Con todo, la liturgia de hoy se preocupa menos de explorar el origen del Verbo que de celebrar su presencia entre nosotros. A lo largo del Antiguo Testamento, Dios se había servido de mediadores para comunicarse con los hombres: Moisés, Abrahán, los profetas...Con Jesucristo, esta comunicación es inmediata, no nos habla mediante una persona interpuesta sino que él mismo en persona nos habla.
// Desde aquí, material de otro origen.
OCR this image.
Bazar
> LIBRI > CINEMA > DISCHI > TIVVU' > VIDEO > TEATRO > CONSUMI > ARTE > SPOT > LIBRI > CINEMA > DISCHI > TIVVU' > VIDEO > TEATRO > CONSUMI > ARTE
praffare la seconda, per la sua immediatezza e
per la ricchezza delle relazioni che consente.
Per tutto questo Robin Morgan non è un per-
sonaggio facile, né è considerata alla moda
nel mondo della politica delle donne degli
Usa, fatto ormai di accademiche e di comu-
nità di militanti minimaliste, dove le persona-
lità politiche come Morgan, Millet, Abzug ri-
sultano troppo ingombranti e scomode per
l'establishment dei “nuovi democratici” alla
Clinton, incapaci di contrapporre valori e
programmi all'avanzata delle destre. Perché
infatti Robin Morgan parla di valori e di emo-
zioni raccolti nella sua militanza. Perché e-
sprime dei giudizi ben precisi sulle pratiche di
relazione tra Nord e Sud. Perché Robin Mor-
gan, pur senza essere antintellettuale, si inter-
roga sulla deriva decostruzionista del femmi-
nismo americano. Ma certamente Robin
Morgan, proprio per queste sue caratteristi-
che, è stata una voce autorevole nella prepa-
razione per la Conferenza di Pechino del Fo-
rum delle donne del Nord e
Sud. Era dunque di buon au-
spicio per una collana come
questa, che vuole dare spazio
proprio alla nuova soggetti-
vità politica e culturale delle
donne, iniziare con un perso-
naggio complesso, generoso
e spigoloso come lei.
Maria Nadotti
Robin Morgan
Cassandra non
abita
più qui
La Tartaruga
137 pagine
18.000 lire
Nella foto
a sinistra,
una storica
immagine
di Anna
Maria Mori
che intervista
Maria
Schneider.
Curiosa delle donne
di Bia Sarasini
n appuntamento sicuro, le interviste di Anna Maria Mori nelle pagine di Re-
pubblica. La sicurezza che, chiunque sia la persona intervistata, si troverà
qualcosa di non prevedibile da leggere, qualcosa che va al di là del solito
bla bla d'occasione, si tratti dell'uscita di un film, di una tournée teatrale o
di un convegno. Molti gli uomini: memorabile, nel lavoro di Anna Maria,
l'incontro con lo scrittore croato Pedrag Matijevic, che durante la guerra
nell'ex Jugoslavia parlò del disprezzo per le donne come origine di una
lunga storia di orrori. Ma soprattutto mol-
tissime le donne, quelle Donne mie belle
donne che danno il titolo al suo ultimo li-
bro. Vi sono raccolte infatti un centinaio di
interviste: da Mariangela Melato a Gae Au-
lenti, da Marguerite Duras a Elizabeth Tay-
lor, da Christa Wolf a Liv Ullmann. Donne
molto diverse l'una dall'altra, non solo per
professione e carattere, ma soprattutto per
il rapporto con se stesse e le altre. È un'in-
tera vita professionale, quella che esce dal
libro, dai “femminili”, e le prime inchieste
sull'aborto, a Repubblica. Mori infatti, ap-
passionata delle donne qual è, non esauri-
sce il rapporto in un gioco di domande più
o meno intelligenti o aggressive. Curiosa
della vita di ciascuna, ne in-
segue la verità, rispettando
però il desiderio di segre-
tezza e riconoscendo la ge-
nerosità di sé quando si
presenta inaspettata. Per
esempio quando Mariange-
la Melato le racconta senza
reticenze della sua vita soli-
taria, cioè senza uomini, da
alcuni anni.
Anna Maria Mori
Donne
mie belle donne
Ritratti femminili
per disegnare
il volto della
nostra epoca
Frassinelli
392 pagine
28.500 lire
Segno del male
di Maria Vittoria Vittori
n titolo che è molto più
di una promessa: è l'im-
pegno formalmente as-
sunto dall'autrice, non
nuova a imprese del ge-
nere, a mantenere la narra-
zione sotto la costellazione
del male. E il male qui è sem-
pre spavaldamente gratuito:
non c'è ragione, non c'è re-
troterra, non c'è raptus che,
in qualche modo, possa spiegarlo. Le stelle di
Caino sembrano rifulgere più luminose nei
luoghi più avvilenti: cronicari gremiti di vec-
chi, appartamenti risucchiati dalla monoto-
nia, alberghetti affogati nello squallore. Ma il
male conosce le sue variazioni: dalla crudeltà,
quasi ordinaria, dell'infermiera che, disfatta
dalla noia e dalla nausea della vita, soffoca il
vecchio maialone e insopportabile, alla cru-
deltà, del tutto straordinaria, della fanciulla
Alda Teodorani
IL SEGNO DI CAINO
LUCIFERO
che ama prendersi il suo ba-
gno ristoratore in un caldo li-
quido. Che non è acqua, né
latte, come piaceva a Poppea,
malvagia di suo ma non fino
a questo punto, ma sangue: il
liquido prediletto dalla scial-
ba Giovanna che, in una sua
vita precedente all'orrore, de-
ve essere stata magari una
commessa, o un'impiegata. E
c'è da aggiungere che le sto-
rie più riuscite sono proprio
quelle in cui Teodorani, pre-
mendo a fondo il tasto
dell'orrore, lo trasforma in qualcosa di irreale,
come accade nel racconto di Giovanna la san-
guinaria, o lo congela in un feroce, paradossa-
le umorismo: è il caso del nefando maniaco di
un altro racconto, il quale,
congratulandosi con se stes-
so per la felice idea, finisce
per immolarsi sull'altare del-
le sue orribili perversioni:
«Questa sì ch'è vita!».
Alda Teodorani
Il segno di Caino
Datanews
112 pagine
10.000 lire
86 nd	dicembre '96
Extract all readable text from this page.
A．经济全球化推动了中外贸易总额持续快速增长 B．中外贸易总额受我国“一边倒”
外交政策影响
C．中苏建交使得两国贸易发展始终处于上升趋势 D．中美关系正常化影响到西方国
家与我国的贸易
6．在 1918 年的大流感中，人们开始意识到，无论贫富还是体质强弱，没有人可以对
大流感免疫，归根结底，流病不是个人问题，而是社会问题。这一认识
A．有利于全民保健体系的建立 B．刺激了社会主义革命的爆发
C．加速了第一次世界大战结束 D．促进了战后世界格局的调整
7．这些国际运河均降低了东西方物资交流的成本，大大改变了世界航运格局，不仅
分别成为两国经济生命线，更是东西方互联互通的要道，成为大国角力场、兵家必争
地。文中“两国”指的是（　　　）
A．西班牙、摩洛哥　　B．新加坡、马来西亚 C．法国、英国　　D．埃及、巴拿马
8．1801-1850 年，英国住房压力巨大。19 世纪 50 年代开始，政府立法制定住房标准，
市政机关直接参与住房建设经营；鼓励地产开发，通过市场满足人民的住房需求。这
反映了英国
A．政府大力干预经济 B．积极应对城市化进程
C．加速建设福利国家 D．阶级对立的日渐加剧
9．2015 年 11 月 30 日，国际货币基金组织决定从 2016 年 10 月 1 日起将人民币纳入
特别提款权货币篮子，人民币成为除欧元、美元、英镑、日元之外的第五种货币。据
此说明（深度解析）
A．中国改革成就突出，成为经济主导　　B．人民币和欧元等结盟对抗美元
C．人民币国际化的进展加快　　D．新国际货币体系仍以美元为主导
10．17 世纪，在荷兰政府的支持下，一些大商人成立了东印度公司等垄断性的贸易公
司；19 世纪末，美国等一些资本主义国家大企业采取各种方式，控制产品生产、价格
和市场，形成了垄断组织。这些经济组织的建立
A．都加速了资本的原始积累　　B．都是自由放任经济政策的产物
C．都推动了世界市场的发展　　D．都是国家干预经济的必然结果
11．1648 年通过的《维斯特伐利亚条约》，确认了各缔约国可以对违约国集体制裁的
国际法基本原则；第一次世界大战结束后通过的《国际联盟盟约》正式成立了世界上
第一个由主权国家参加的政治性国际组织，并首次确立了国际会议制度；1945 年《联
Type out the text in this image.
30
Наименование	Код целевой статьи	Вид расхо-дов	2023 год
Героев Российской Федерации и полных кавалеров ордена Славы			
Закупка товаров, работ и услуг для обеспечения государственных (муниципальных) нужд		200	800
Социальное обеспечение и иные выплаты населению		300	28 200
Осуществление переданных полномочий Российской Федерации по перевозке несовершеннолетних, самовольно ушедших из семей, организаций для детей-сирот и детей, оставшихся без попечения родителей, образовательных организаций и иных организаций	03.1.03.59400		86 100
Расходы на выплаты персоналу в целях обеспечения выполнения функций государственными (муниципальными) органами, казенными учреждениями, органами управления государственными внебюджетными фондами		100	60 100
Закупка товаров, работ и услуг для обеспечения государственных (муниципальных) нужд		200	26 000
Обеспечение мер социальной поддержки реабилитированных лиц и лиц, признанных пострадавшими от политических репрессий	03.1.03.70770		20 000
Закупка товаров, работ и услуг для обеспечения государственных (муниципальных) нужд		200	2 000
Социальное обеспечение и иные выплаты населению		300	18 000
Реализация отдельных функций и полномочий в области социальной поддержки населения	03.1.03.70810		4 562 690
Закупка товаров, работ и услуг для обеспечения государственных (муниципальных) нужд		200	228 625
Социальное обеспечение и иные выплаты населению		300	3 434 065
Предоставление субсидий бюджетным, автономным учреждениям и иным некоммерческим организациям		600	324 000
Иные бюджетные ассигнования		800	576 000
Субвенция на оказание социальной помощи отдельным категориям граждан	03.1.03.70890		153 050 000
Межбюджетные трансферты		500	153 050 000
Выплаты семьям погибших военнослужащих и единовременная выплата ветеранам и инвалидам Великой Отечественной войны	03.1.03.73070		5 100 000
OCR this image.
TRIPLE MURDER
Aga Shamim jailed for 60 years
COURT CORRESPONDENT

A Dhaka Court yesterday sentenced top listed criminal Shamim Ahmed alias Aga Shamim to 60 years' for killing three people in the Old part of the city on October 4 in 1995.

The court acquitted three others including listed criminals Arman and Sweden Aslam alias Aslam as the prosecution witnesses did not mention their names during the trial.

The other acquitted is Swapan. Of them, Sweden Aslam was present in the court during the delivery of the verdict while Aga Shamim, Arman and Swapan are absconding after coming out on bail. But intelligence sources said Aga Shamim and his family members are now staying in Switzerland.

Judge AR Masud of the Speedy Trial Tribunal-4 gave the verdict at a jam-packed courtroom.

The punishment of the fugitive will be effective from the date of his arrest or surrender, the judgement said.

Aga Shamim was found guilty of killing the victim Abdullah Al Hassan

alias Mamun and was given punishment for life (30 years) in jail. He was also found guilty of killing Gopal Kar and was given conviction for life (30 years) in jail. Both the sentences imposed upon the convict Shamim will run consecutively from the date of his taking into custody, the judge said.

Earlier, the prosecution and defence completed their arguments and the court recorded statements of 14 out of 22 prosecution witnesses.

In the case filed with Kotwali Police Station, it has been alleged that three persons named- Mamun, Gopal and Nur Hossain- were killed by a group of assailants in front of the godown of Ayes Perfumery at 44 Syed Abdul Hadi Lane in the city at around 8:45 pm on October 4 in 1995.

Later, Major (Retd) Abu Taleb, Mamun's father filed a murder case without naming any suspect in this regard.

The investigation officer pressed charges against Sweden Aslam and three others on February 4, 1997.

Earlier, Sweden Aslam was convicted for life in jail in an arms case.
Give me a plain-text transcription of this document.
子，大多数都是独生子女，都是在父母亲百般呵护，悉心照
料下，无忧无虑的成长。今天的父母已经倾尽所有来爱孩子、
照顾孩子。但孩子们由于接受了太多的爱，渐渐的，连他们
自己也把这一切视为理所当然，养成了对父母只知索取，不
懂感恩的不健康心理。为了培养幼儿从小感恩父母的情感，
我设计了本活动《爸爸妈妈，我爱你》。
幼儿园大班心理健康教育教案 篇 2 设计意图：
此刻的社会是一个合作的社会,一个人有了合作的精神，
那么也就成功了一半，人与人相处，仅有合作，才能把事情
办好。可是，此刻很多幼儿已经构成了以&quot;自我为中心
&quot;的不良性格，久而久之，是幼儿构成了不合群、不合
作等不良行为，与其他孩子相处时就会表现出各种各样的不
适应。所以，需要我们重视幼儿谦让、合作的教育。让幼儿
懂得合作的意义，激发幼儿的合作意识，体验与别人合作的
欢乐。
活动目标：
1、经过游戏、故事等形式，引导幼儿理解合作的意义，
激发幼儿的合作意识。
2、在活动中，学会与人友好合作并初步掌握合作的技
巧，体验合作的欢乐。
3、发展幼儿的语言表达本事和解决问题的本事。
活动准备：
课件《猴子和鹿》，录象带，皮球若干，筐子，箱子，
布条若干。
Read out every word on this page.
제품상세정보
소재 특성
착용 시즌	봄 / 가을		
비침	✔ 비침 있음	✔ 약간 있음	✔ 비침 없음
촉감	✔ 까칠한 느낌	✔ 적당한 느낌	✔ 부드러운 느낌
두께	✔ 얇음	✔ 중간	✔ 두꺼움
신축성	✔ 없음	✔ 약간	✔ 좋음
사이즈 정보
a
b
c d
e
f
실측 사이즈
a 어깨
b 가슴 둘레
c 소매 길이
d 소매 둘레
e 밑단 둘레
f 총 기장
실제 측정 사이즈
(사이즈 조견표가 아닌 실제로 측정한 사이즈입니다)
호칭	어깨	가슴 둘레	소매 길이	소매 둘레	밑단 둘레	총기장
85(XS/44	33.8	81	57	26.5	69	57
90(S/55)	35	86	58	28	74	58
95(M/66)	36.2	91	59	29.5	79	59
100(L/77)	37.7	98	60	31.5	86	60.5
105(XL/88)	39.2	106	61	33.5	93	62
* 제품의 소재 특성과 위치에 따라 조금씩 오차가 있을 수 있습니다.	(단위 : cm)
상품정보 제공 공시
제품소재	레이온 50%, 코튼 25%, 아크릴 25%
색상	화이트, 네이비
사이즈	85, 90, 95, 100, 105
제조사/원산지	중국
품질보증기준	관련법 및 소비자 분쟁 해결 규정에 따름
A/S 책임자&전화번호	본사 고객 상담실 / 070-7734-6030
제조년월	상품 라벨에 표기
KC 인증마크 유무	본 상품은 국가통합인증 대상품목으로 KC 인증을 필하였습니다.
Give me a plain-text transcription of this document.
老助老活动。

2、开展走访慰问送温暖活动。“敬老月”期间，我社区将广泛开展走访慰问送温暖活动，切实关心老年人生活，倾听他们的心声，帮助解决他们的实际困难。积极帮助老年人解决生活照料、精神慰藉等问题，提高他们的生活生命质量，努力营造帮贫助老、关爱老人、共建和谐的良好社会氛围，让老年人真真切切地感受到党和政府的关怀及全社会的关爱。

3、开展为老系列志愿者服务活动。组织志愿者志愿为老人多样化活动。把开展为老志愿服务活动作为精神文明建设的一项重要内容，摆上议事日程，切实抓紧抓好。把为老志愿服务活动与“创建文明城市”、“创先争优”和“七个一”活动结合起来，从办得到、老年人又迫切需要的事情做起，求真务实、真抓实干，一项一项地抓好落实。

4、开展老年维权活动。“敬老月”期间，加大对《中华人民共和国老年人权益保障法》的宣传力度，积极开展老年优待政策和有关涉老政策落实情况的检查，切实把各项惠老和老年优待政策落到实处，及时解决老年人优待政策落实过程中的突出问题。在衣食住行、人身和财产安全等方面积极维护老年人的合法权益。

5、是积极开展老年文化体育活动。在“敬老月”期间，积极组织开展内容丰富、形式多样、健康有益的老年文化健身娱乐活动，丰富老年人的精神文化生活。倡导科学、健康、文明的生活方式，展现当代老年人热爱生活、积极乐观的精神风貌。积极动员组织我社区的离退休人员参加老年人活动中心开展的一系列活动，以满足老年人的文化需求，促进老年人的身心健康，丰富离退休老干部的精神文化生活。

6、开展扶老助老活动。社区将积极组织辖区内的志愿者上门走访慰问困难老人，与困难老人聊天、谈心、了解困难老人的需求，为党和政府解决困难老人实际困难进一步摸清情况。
En Jesucristo, Dios y el hombre se han unido personalmente, hasta constituir una sola Persona, que es la Persona divina de Cristo. Esta es la roca sobre la que descansa nuestra salvación, lo que da un valor universal e irrompible a la redención que ha obrado Jesucristo. Desde el momento de esta unión (que los teólogos llaman hipostática) ya no puede interrumpirse el diálogo entre Dios y el hombre, porque ese diálogo tiene lugar en la misma Persona de Cristo; y así como  nadie puede separar en Cristo el Verbo de la carne, igualmente, nadie podrá separar a Dios del hombre.

 

2. El plan eterno de Dios se revela (2ª lectura). La encarnación del Verbo lleva a cumplimiento, por tanto, el plan que Dios había concebido desde toda la eternidad. Esto es lo que desvela la segunda lectura. Hemos sigo elegidos antes de la creación del mundo para ser santos e irreprochables en su presencia; y estamos predestinados de antemano a ser hijos de Dios en Jesucristo. Descubrimos así cómo el misterio de la Encarnación nos hace entrar en la Trinidad. Desde toda la eternidad, el Padre nos ama, no se desanima a pesar de nuestras infidelidades y nos envía a su Hijo. Este Hijo muere por nosotros y nos rescata. El Espíritu Santo traza en nosotros la imagen del Hijo, de modo que, cuando el Padre nos mira, ve en nosotros a su propio Hijo ¡Cómo no a va explotar san Pablo en un sentimiento de admiración y de inmensa gratitud! Es lógico también que pida que el Espíritu abra nuestros corazones y que podamos entender la esperanza que nos da la llamada del Padre y el valor inapreciable de la herencia en la que, junto con todos los fieles, participamos.

 

3. De la Eucaristía a la vida. La Eucaristía que estamos celebrando nos ayuda a vivir como hijos en el Hijo. No es algo que dure un momento o una temporada: se extiende a toda la vida. La gran tarea de toda nuestra vida es reconocer que Dios es nuestro Padre, que nosotros somos verdaderos hijos suyos y esforzarnos para vivirla con esta coherencia. En la Eucaristía recibimos el Verbo que se hizo «Carne» y ahora se hace «pan» para ser nuestra comida. Desde la mesa eucarística, partiremos –con la fuerza de esa Carne, a la vida, con el deseo de ser durante la semana un poco mejores hijos de Dios.